Pakistan recently launched a tax amnesty scheme for foreign account holders to disclose their assets. The scheme will be effective from today – 10th April – with a deadline of June 30. The tax reforms scheme is drawing criticism from the opposition and financial experts as well.
This time, a tax consultancy firm named Tola Associates has said that the tax amnesty scheme could be in violation of the constitution.
Amnesty Scheme and The Constitution
The government offered a provision that the individuals availing the scheme will have complete confidentiality of their information. The constitution of Pakistan guarantees a fundamental right to information to every citizen in the Article 19A of the 1973 Constitution.
The tax amnesty scheme includes a confidentiality clause that might soon be challenged in the court, the firm says.
The scheme has following provisions:
- Foreign Assets (Declaration and Repatriation) Ordinance, 2018,
- Protection of Economic Reforms (Amendment) Ordinance, 2018,
- Voluntary Declaration of Domestic Assets Ordinance, 2018 and
- Income Tax (Amendment) Ordinance, 2018.
The conflict with the constitution lies in the Foreign Assets Ordinance. According to this clause, any individual availing the scheme will be immune from the laws for the time being and will have complete confidentiality of their information.
A Supreme Court lawyer, Mansoor Hassan Khan, says that the scheme doesn’t provide immunity to those availing it. He added that cases can be opened against such individuals under section 4 (b) of the Foreign Assets (Declaration and Repatriation) Ordinance, 2018. The clause says that;
All foreign assets held by the persons first mentioned in clause (a) and tax paid on the value of such assets under section 8, except where proceedings are pending in any court of law in respect of the foreign assets.
However, the firm says that Foreign Assets Ordinance and Domestic Assets Ordinance will override other laws for now and immunity will be in place. This includes immunity from Narcotic Substance Act, 1947 and Anti Terrorist Act 1997 as well which will not go down well with Financial Action Task Force which has already put Pakistan on the grey list of terror-financing watchlist.
Low Tax Rates
The firm further elaborated that the government won’t benefit much from the tax rates it has implemented in the scheme. The reason behind this is that rupee was recently devalued so those availing the scheme can adjust whatever taxes they pay on their foreign assets by devaluing them.
The government, however, says that value of the property will be determined based on the market rates. The value of the property will not be lesser than its cost of acquisition.

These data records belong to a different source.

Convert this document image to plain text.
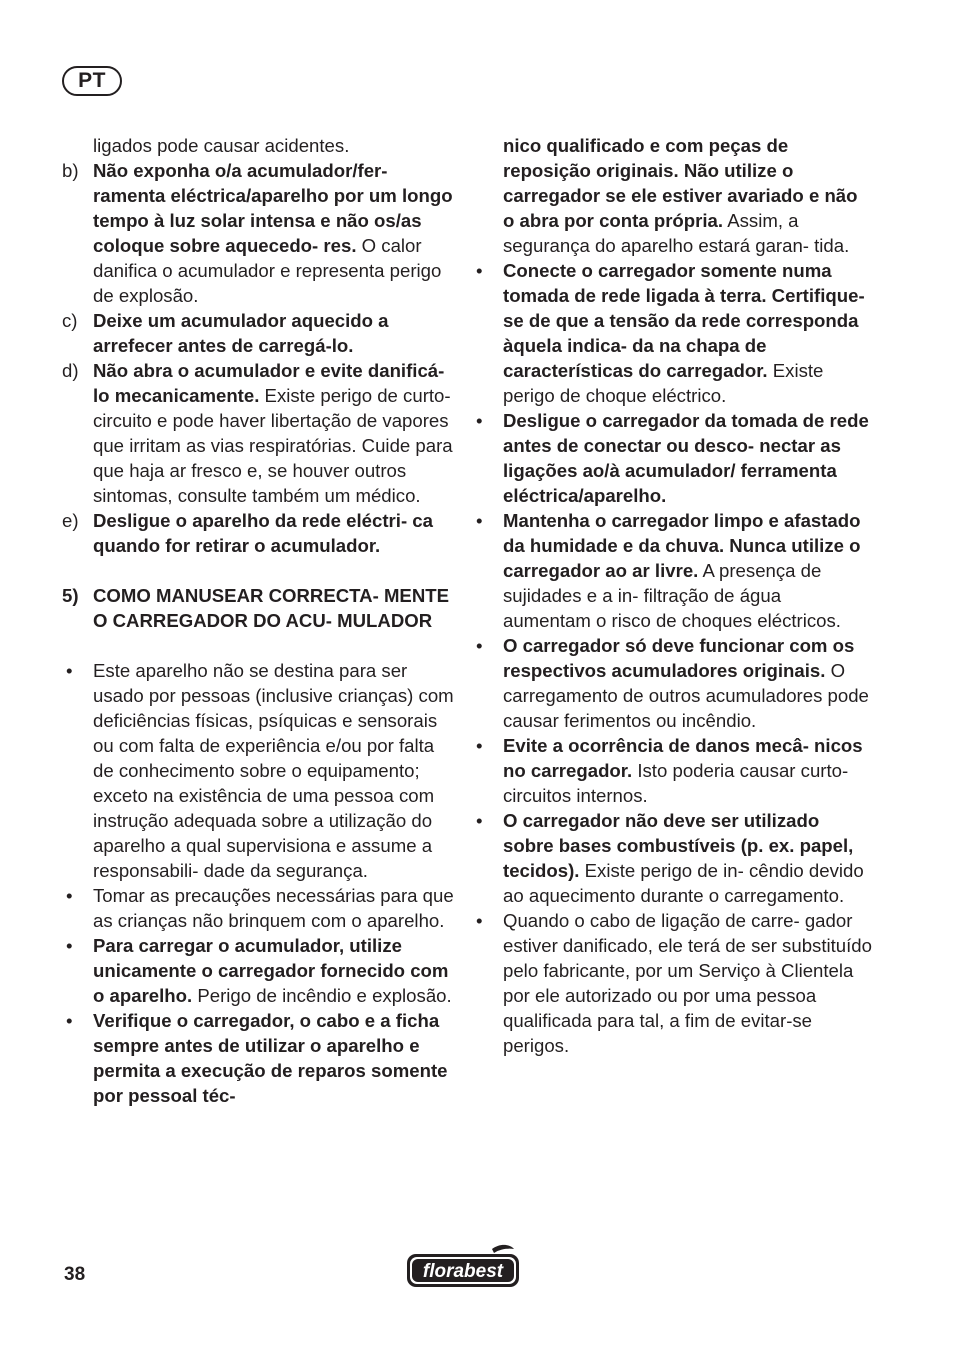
PT

ligados pode causar acidentes.

b) Não exponha o/a acumulador/fer- ramenta eléctrica/aparelho por um longo tempo à luz solar intensa e não os/as coloque sobre aquecedo- res. O calor danifica o acumulador e representa perigo de explosão.

c) Deixe um acumulador aquecido a arrefecer antes de carregá-lo.

d) Não abra o acumulador e evite danificá-lo mecanicamente. Existe perigo de curto-circuito e pode haver libertação de vapores que irritam as vias respiratórias. Cuide para que haja ar fresco e, se houver outros sintomas, consulte também um médico.

e) Desligue o aparelho da rede eléctri- ca quando for retirar o acumulador.

5) COMO MANUSEAR CORRECTA- MENTE O CARREGADOR DO ACU- MULADOR

• Este aparelho não se destina para ser usado por pessoas (inclusive crianças) com deficiências físicas, psíquicas e sensorais ou com falta de experiência e/ou por falta de conhecimento sobre o equipamento; exceto na existência de uma pessoa com instrução adequada sobre a utilização do aparelho a qual supervisiona e assume a responsabili- dade da segurança.

• Tomar as precauções necessárias para que as crianças não brinquem com o aparelho.

• Para carregar o acumulador, utilize unicamente o carregador fornecido com o aparelho. Perigo de incêndio e explosão.

• Verifique o carregador, o cabo e a ficha sempre antes de utilizar o aparelho e permita a execução de reparos somente por pessoal téc-

nico qualificado e com peças de reposição originais. Não utilize o carregador se ele estiver avariado e não o abra por conta própria. Assim, a segurança do aparelho estará garan- tida.

• Conecte o carregador somente numa tomada de rede ligada à terra. Certifique-se de que a tensão da rede corresponda àquela indica- da na chapa de características do carregador. Existe perigo de choque eléctrico.

• Desligue o carregador da tomada de rede antes de conectar ou desco- nectar as ligações ao/à acumulador/ ferramenta eléctrica/aparelho.

• Mantenha o carregador limpo e afastado da humidade e da chuva. Nunca utilize o carregador ao ar livre. A presença de sujidades e a in- filtração de água aumentam o risco de choques eléctricos.

• O carregador só deve funcionar com os respectivos acumuladores originais. O carregamento de outros acumuladores pode causar ferimentos ou incêndio.

• Evite a ocorrência de danos mecâ- nicos no carregador. Isto poderia causar curto-circuitos internos.

• O carregador não deve ser utilizado sobre bases combustíveis (p. ex. papel, tecidos). Existe perigo de in- cêndio devido ao aquecimento durante o carregamento.

• Quando o cabo de ligação de carre- gador estiver danificado, ele terá de ser substituído pelo fabricante, por um Serviço à Clientela por ele autorizado ou por uma pessoa qualificada para tal, a fim de evitar-se perigos.

38	florabest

The rupee was recently devalued by as much as 10% while the government is only charging 3% and 5% taxes on liquid assets that won’t be repatriated.
The firm predicts that only $2 billion out of $200 billion undeclared assets will be brought back to the country.
The Scheme Offers
Overall, the scheme offers a declaration of foreign assets and foreign currency accounts at following tax rates;
- Immovable assets outside the country can be declared at 3% tax rate.
- Liquid assets brought back to the country will be charged a 2% tax rate.
- Liquid assets declared but not brought back to Pakistan will be charged at a 5% tax.
- Foreign currency accounts will be charged a 2% tax rate upon the declaration.
Pakistan People’s Party has announced that the party will challenge the amnesty scheme in Parliament.